Data storage using spintronics
15 April 2009
News
Information from Frost & Sullivan Technical Insights
The demand for information storage is increasing at an exponential rate, which is leading the research community to look for new avenues to encode and pack data more densely.
One of the most promising emerging technologies in this regard is spintronics, which exploits the intrinsic spin of an electron and its associated magnetic moment. Electronic components, which are sensitive to external magnetic fields, enable magnetically-encoded data to be very densely packed, making data storage solutions with higher capacities possible.
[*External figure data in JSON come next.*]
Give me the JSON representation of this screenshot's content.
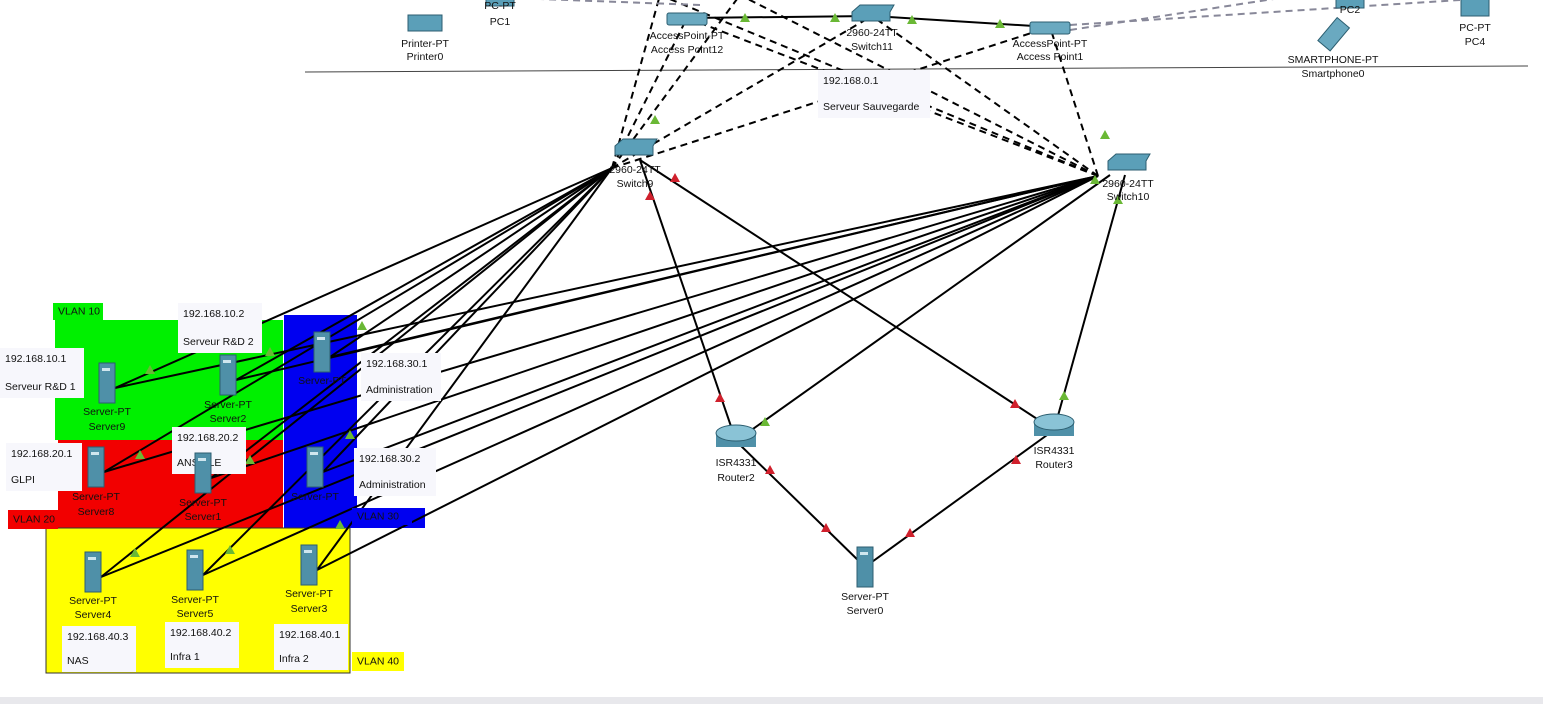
{
  "nodes": [
    {
      "model": "Printer-PT",
      "name": "Printer0"
    },
    {
      "model": "AccessPoint-PT",
      "name": "Access Point12"
    },
    {
      "model": "2960-24TT",
      "name": "Switch11"
    },
    {
      "model": "AccessPoint-PT",
      "name": "Access Point1"
    },
    {
      "model": "PC-PT",
      "name": "PC1"
    },
    {
      "name": "PC2"
    },
    {
      "model": "SMARTPHONE-PT",
      "name": "Smartphone0"
    },
    {
      "model": "PC-PT",
      "name": "PC4"
    },
    {
      "model": "2960-24TT",
      "name": "Switch9"
    },
    {
      "model": "2960-24TT",
      "name": "Switch10"
    },
    {
      "model": "ISR4331",
      "name": "Router2"
    },
    {
      "model": "ISR4331",
      "name": "Router3"
    },
    {
      "model": "Server-PT",
      "name": "Server0"
    },
    {
      "model": "Server-PT",
      "name": "Server9"
    },
    {
      "model": "Server-PT",
      "name": "Server2"
    },
    {
      "model": "Server-PT"
    },
    {
      "model": "Server-PT",
      "name": "Server8"
    },
    {
      "model": "Server-PT",
      "name": "Server1"
    },
    {
      "model": "Server-PT"
    },
    {
      "model": "Server-PT",
      "name": "Server4"
    },
    {
      "model": "Server-PT",
      "name": "Server5"
    },
    {
      "model": "Server-PT",
      "name": "Server3"
    }
  ],
  "notes": [
    {
      "ip": "192.168.0.1",
      "desc": "Serveur Sauvegarde"
    },
    {
      "ip": "192.168.10.2",
      "desc": "Serveur R&D 2"
    },
    {
      "ip": "192.168.10.1",
      "desc": "Serveur R&D 1"
    },
    {
      "ip": "192.168.30.1",
      "desc": "Administration"
    },
    {
      "ip": "192.168.20.2",
      "desc": "ANSIBLE"
    },
    {
      "ip": "192.168.20.1",
      "desc": "GLPI"
    },
    {
      "ip": "192.168.30.2",
      "desc": "Administration"
    },
    {
      "ip": "192.168.40.3",
      "desc": "NAS"
    },
    {
      "ip": "192.168.40.2",
      "desc": "Infra 1"
    },
    {
      "ip": "192.168.40.1",
      "desc": "Infra 2"
    }
  ],
  "vlans": [
    "VLAN 10",
    "VLAN 20",
    "VLAN 30",
    "VLAN 40"
  ]
}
Spintronics has the potential to facilitate low-power circuits at the quantum level and promises the ability to combine communication, memory and logic on a single chip. However, one of the major challenges in achieving this goal is ensuring efficient transfer of spin in these devices. While it is understood that changing the materials would be likely to improve the efficiency of spin transfer, it is difficult to predict the effects different materials would have on the spin characteristic.
Researchers from the Queen Mary University of London and Switzerland-based Paul Scherrer Institute, have now been able to address the above challenges by becoming the first to measure how magnetic polarisation is lost. The resulting improved understanding of the workings of electronic devices using the spin degree of freedom, and the field of organic spintronics in general, finally paves the way for ensuring higher efficiencies in spin transfer, and thus for the future of spin-based electronic devices.
The researchers came out with a new depth-resolved technique for measuring the spin polarisation of current-injected electrons in an organic spin valve and found that the temperature dependence of the measured spin diffusion length was correlated to the device’s magneto-resistance. The scientists used elementary particles called muons that act as tiny magnets, to measure the magnetic field within the device.
Spin valves are usually made up of at least three layers – two magnetic layers separated by a non-magnetic one – and the team attempted to investigate how spins travel across the middle of these layers. It is believed that the research team’s findings are quite significant both to the understanding of spintronic devices, and to the eventual development of next generation data storage solutions and other novel devices and applications.